Rapid Reaction: Cal 93, Washington 81

February, 11, 2010
BERKELEY, Calif. -- Here's my starting five:

  • Cal's Jamal Boykin is playing inspired basketball. He played with intensity from the opening tip, scoring 20 points and a bunch of those in the paint. The transfer from Duke has really found a home here. After one emphatic swat of a Washington shot, the fans just roared.
  • Jorge Gutierrez is still a step slow from a knee injury, yet it's clear how much he means to Cal. The guy does the dirty work, taking the charges no one else wants a part of. He also annoyed Quincy Pondexter. The Bears can only hope his health continues to improve. With 12:10 left, he looked gimpy and asked out of the game momentarily.

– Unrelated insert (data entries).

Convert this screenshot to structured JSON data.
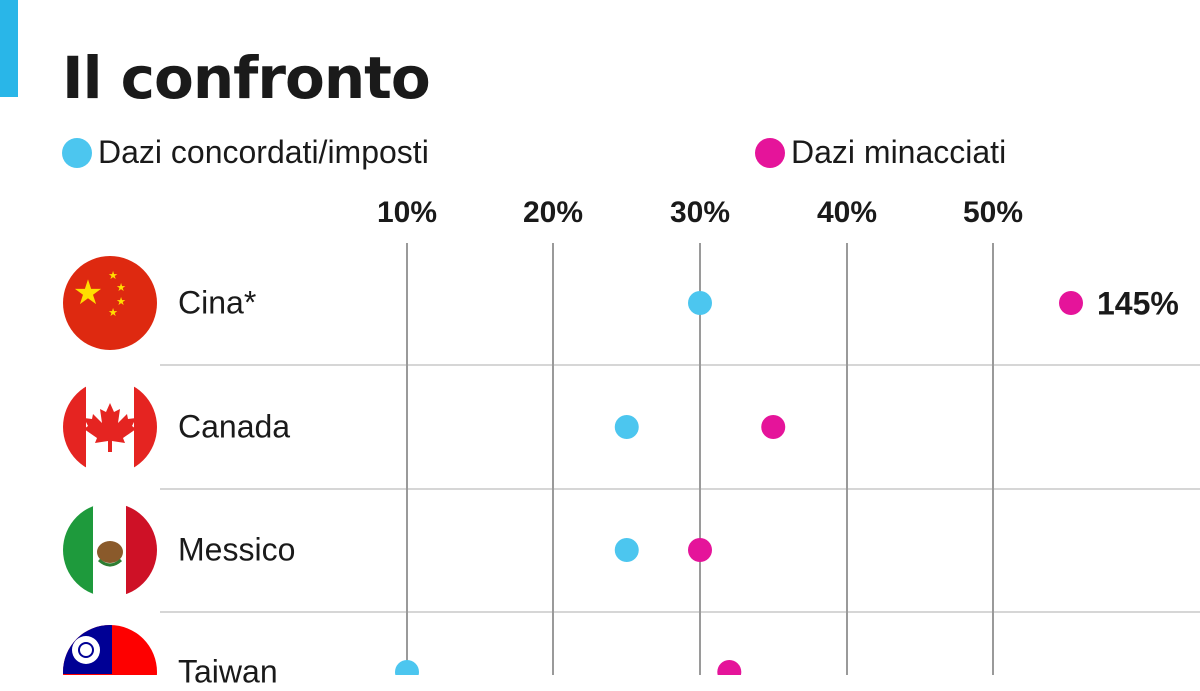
{
  "title": "Il confronto",
  "legend": [
    {
      "label": "Dazi concordati/imposti",
      "color": "#4cc6ef"
    },
    {
      "label": "Dazi minacciati",
      "color": "#e5149a"
    }
  ],
  "colors": {
    "accent": "#29b6e8",
    "grid": "#9a9a9a",
    "separator": "#d6d6d6"
  },
  "chart_data": {
    "type": "dumbbell",
    "title": "Il confronto",
    "x_ticks": [
      "10%",
      "20%",
      "30%",
      "40%",
      "50%"
    ],
    "x_tick_values": [
      10,
      20,
      30,
      40,
      50
    ],
    "x_range": [
      0,
      60
    ],
    "x_unit": "%",
    "grid": true,
    "legend_position": "top",
    "series": [
      {
        "name": "Dazi concordati/imposti",
        "color": "#4cc6ef"
      },
      {
        "name": "Dazi minacciati",
        "color": "#e5149a"
      }
    ],
    "rows": [
      {
        "country": "Cina*",
        "flag": "china-flag",
        "imposed": 30,
        "threatened": 145,
        "threatened_label": "145%",
        "axis_break": true
      },
      {
        "country": "Canada",
        "flag": "canada-flag",
        "imposed": 25,
        "threatened": 35,
        "threatened_label": ""
      },
      {
        "country": "Messico",
        "flag": "mexico-flag",
        "imposed": 25,
        "threatened": 30,
        "threatened_label": ""
      },
      {
        "country": "Taiwan",
        "flag": "taiwan-flag",
        "imposed": 10,
        "threatened": 32,
        "threatened_label": ""
      }
    ]
  }
}
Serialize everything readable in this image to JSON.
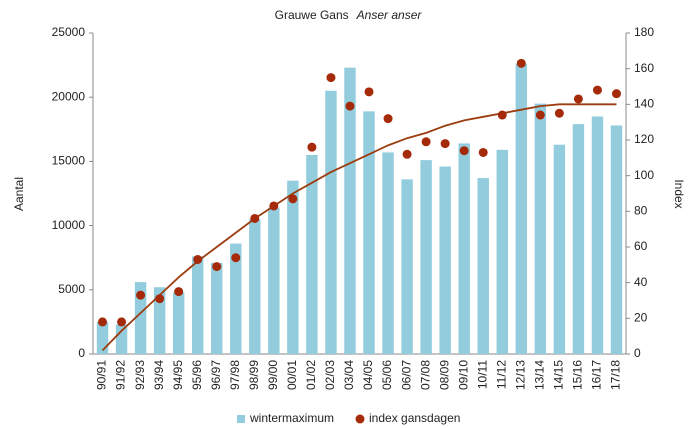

  • It was somewhat of a homecoming for Pondexter, who grew up in Fresno. His father Roscoe and mother Doris were in the stands watching along with his brother and sister. Pondexter didn't have his best game, but by the end of the night, he was right around his scoring average with 18 points.
  • Jerome Randle had a big night with 33 points. He had Haas Pavilion silent after going down hard in the second half, but eventually was checked by trainers and checked back in to provide one final highlight - an alley-oop to Patrick Christopher.
  • Crowd favorite Max Zhang got into the game for the first time with 22.3 seconds left. The 7-foot-3 center wasn't needed in this game since Washington forwards might have out-quicked him. Mike Montgomery likes to use Zhang to change the feel of the game, and on this night, Cal was up big the whole time.